Aug 17, 2009 22:31
so i have lost touch with this thing. it almost feels ackward to even type...almost informal all over again. ...
i have lots to type to catch up on the years of holding in my thoughts. What reminded me to get on here was a journal my boyfriend gave me for my birthday. I started writing in it for about a few months and then...it hit me. I already have one of these things online.

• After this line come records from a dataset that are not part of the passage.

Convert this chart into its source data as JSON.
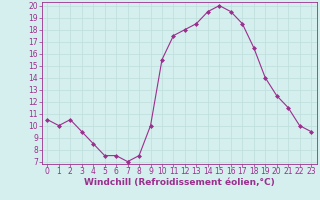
{
  "x": [
    0,
    1,
    2,
    3,
    4,
    5,
    6,
    7,
    8,
    9,
    10,
    11,
    12,
    13,
    14,
    15,
    16,
    17,
    18,
    19,
    20,
    21,
    22,
    23
  ],
  "y": [
    10.5,
    10.0,
    10.5,
    9.5,
    8.5,
    7.5,
    7.5,
    7.0,
    7.5,
    10.0,
    15.5,
    17.5,
    18.0,
    18.5,
    19.5,
    20.0,
    19.5,
    18.5,
    16.5,
    14.0,
    12.5,
    11.5,
    10.0,
    9.5
  ],
  "line_color": "#9b2f8e",
  "marker": "D",
  "marker_size": 2,
  "bg_color": "#d4efed",
  "grid_color": "#c0e0de",
  "xlabel": "Windchill (Refroidissement éolien,°C)",
  "xlabel_color": "#9b2f8e",
  "xlabel_fontsize": 6.5,
  "tick_color": "#9b2f8e",
  "tick_fontsize": 5.5,
  "ylim": [
    7,
    20
  ],
  "xlim": [
    -0.5,
    23.5
  ],
  "yticks": [
    7,
    8,
    9,
    10,
    11,
    12,
    13,
    14,
    15,
    16,
    17,
    18,
    19,
    20
  ],
  "xticks": [
    0,
    1,
    2,
    3,
    4,
    5,
    6,
    7,
    8,
    9,
    10,
    11,
    12,
    13,
    14,
    15,
    16,
    17,
    18,
    19,
    20,
    21,
    22,
    23
  ]
}
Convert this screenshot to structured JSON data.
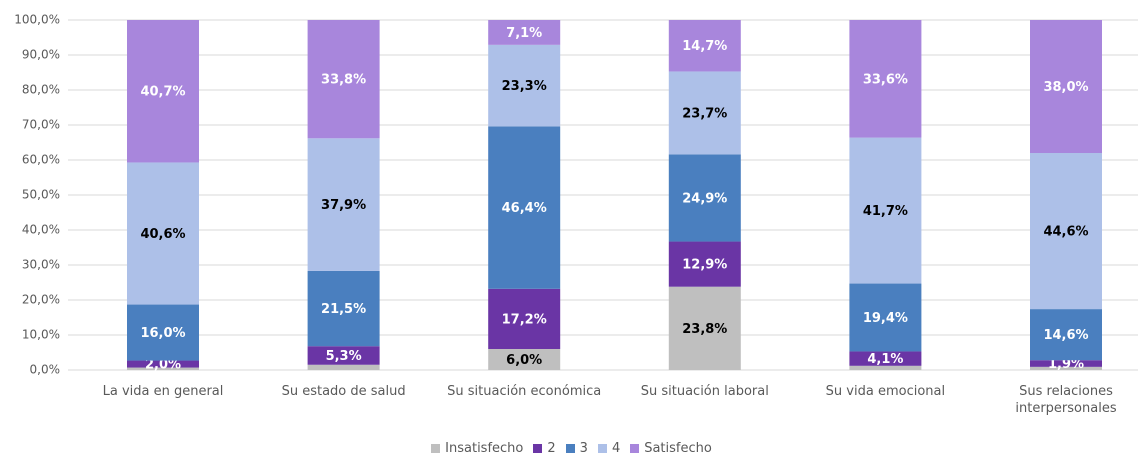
{
  "chart_data": {
    "type": "stacked_bar",
    "categories": [
      "La vida en general",
      "Su estado de salud",
      "Su situación económica",
      "Su situación laboral",
      "Su vida emocional",
      "Sus relaciones interpersonales"
    ],
    "series": [
      {
        "name": "Insatisfecho",
        "color": "#bfbfbf",
        "values": [
          0.7,
          1.5,
          6.0,
          23.8,
          1.2,
          0.9
        ],
        "value_labels": [
          null,
          null,
          "6,0%",
          "23,8%",
          null,
          null
        ]
      },
      {
        "name": "2",
        "color": "#6a35a5",
        "values": [
          2.0,
          5.3,
          17.2,
          12.9,
          4.1,
          1.9
        ],
        "value_labels": [
          "2,0%",
          "5,3%",
          "17,2%",
          "12,9%",
          "4,1%",
          "1,9%"
        ]
      },
      {
        "name": "3",
        "color": "#4a7fbf",
        "values": [
          16.0,
          21.5,
          46.4,
          24.9,
          19.4,
          14.6
        ],
        "value_labels": [
          "16,0%",
          "21,5%",
          "46,4%",
          "24,9%",
          "19,4%",
          "14,6%"
        ]
      },
      {
        "name": "4",
        "color": "#adc0e8",
        "values": [
          40.6,
          37.9,
          23.3,
          23.7,
          41.7,
          44.6
        ],
        "value_labels": [
          "40,6%",
          "37,9%",
          "23,3%",
          "23,7%",
          "41,7%",
          "44,6%"
        ]
      },
      {
        "name": "Satisfecho",
        "color": "#a886dc",
        "values": [
          40.7,
          33.8,
          7.1,
          14.7,
          33.6,
          38.0
        ],
        "value_labels": [
          "40,7%",
          "33,8%",
          "7,1%",
          "14,7%",
          "33,6%",
          "38,0%"
        ]
      }
    ],
    "ylim": [
      0,
      100
    ],
    "yticks": [
      {
        "value": 0,
        "label": "0,0%"
      },
      {
        "value": 10,
        "label": "10,0%"
      },
      {
        "value": 20,
        "label": "20,0%"
      },
      {
        "value": 30,
        "label": "30,0%"
      },
      {
        "value": 40,
        "label": "40,0%"
      },
      {
        "value": 50,
        "label": "50,0%"
      },
      {
        "value": 60,
        "label": "60,0%"
      },
      {
        "value": 70,
        "label": "70,0%"
      },
      {
        "value": 80,
        "label": "80,0%"
      },
      {
        "value": 90,
        "label": "90,0%"
      },
      {
        "value": 100,
        "label": "100,0%"
      }
    ],
    "grid": true,
    "legend": "bottom"
  }
}
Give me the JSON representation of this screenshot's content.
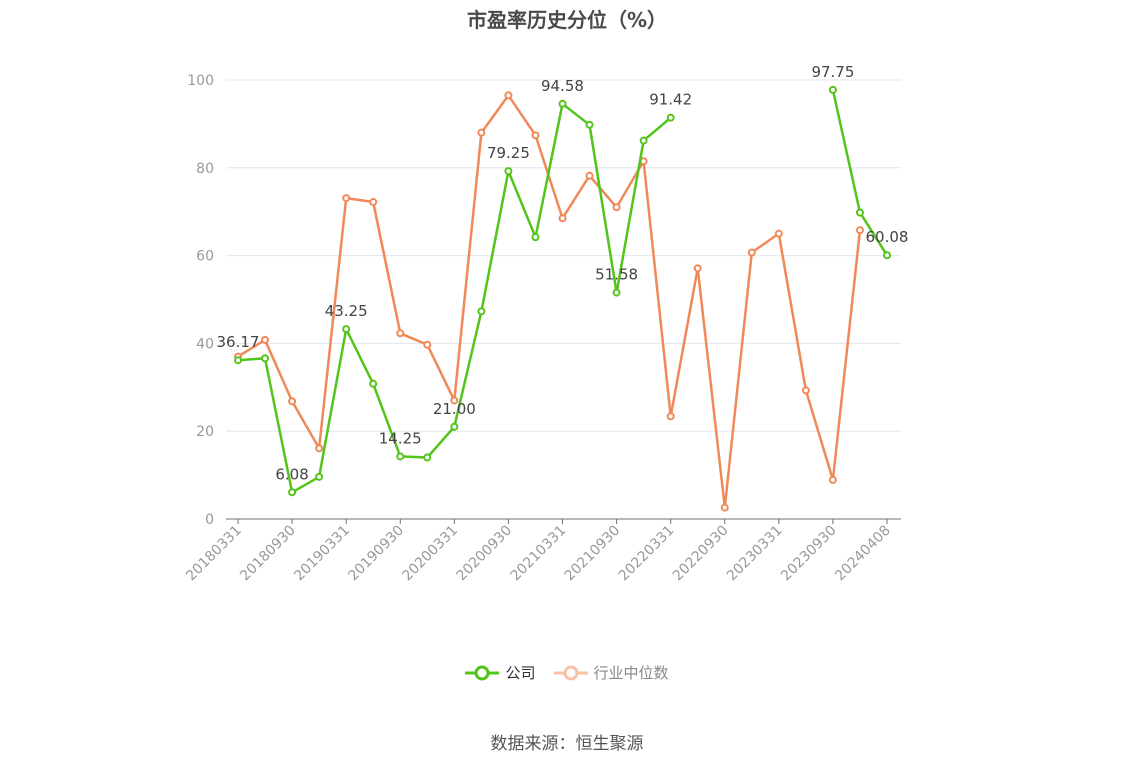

well...i'm still in tallahassee. I'm actually planning on being here for another year even though i graduate in the fall (finally). i want to stay and work my ass of to pay my credit cards i've so recklessly maxxed out. my parents think i'm coming back down by the end of the year but quite frankly i don't want to. I don't even want to deal with all that's going on down there between them. ...it's bad. my parents are talking of divorce. I thought it was my mom's doing that drove my dad to initiate this talk but it was also in some way his own doing. She nags at him for perfection...so he went out to look for something else. ...at least the signs point to it. i told my mom to get a PI on him because he's been acting out on her. not physically but mentally fucking with her. my poor cats down there are getting the worst of it since they can see the separation and not understand the reasoning. hm.
speaking of cats, i have two here. 2 boys. cornstarch (siamese) and pouncer (black tabby). they're frenemies with fleas. i've been trying to clean them, use medicine in the back of their neck..nothing's working. so..since i've been finally getting the right amount of hours at work, i'll be able to afford to take them to the vet and get them defleaed ...and cut their balls.
yea. i think that's enough for now. i'll keep you posted another time.